Happy New Year!
Happy New Year! Merry Christmas! Happy Epiphany! Those were the three phrases our priest exhorted after holy mass this morning. Yes, it’s still (sorta) Christmas. The traditional rite celebrates Epiphany (when the wise men finally made it to the nativity) on Tuesday this year and we are finally slowlyyyyy taking down our trees. We had three beautiful trees this year, one of which was burned yesterday but the other two are still standing. I had thought the main one would come down today but it’s 4:30 and I just don’t think it’s happening. We also haven’t chalked the doors yet or done the home blessing for the year. I figure since Epiphany isn’t technically until Tuesday, it’s fine. We did make an eat a giant king cake made of cinnamon rolls and my oldest found the baby this year! Glory be.
I hope everyone’s holidays were fun and well. I always really love the start of a new year. I’m not big into resolutions, but I am into setting words and intentions for the upcoming year. This year, my word of the year is surrender. I definitely would not have chosen that for myself! Truthfully, I am not the best at surrendering anything, which is why this is a funny choice. All too often, I am white knuckling it through, grasping for any control that I can and then writhing in anxiety if something doesn't go my way.
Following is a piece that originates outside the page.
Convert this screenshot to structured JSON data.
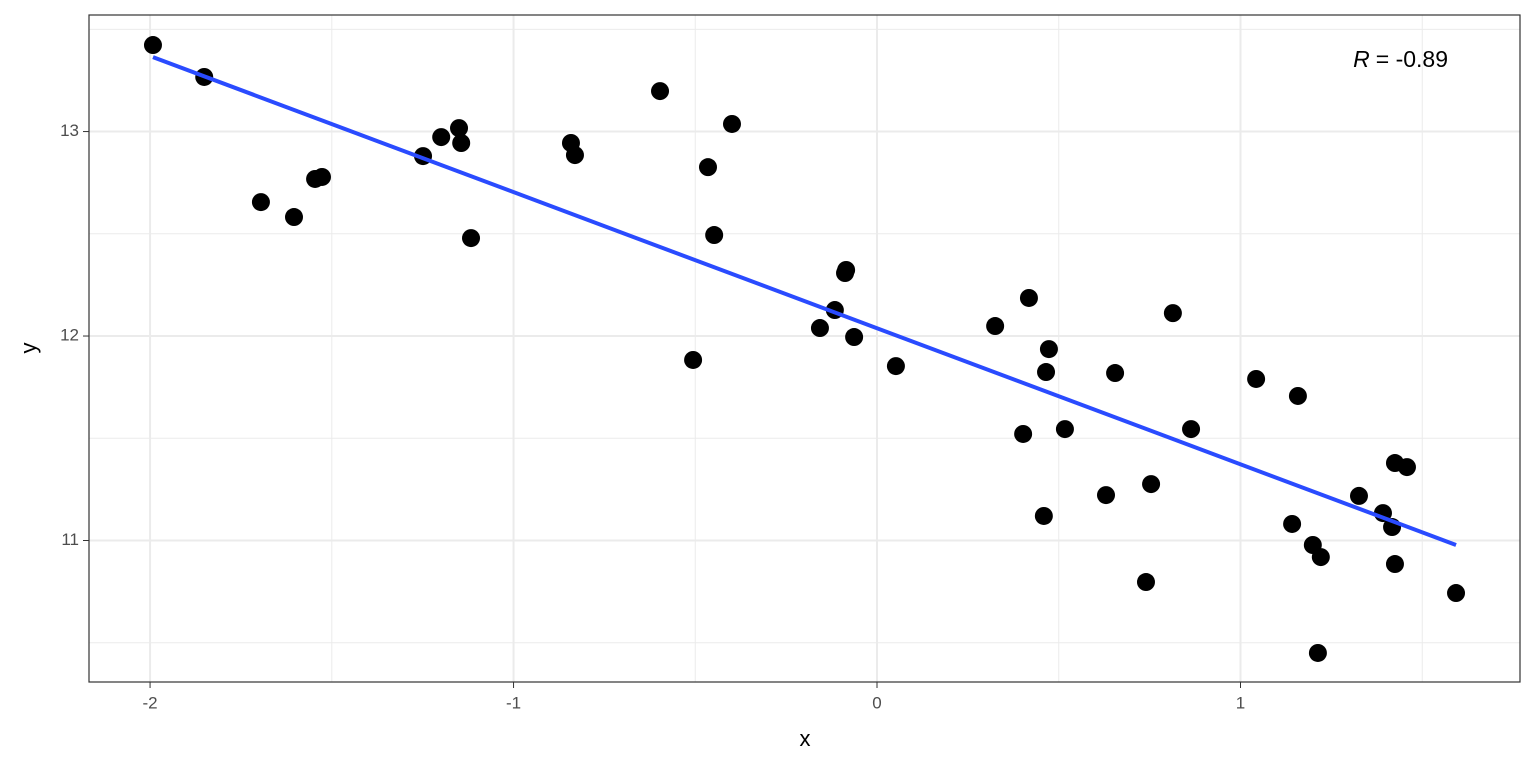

I have been guilty of feeling that I am the one who holds it all together, all the time. I take care of everyone in such a way that I don’t let anything bad or unexpected happen.
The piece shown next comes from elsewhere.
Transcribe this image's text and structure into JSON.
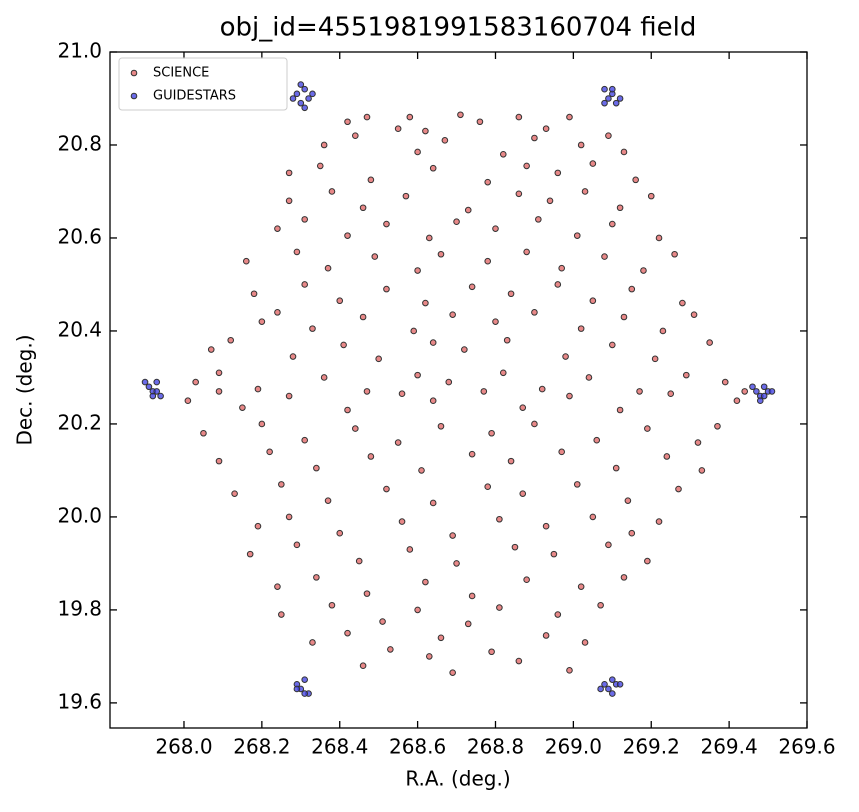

But what happens when it does? And who takes care of me? I desire to be taken care of the same way I take care of everyone else. And that, friends, is where surrender comes in. Surrendering to the Lord’s will in our life is not always easy but he gives us grace upon grace to do just that if we let Him. It might not look like what we think, but working to give up that white knuckle control is where the fruit comes in.
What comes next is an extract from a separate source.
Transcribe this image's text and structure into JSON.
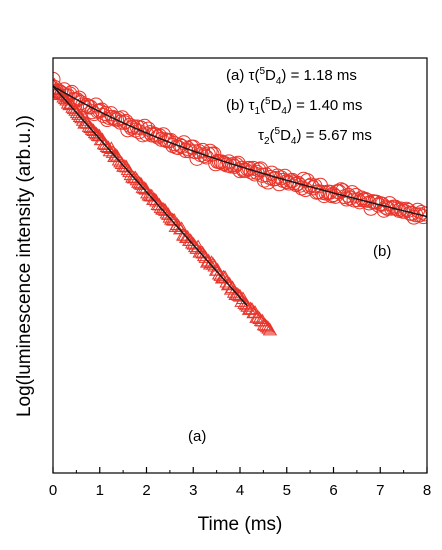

Last year felt stressful in every way. We felt brittle and exhausted, going through all the motions but not really feeling them. I felt incapable of making decisions in my life that needed to be made out of fear. Thankfully, the Lord breathed so much life into that rocky spot during a very fruitful advent season. I pray you are entering the year with new life, too. It’s never going to be easy on this side of heaven. A busy homeschool mom carries a lot on her shoulders. It’s easy to let exhaustion seep into the cracks. I find that I am able to combat that by the daily discipline of my own morning time. Prayer, scripture, reading, working in my planner and exercise every day keeps me from falling back into that burn out that I mentioned earlier. The Lord offers us so much grace and will open doors and windows to us through prayer.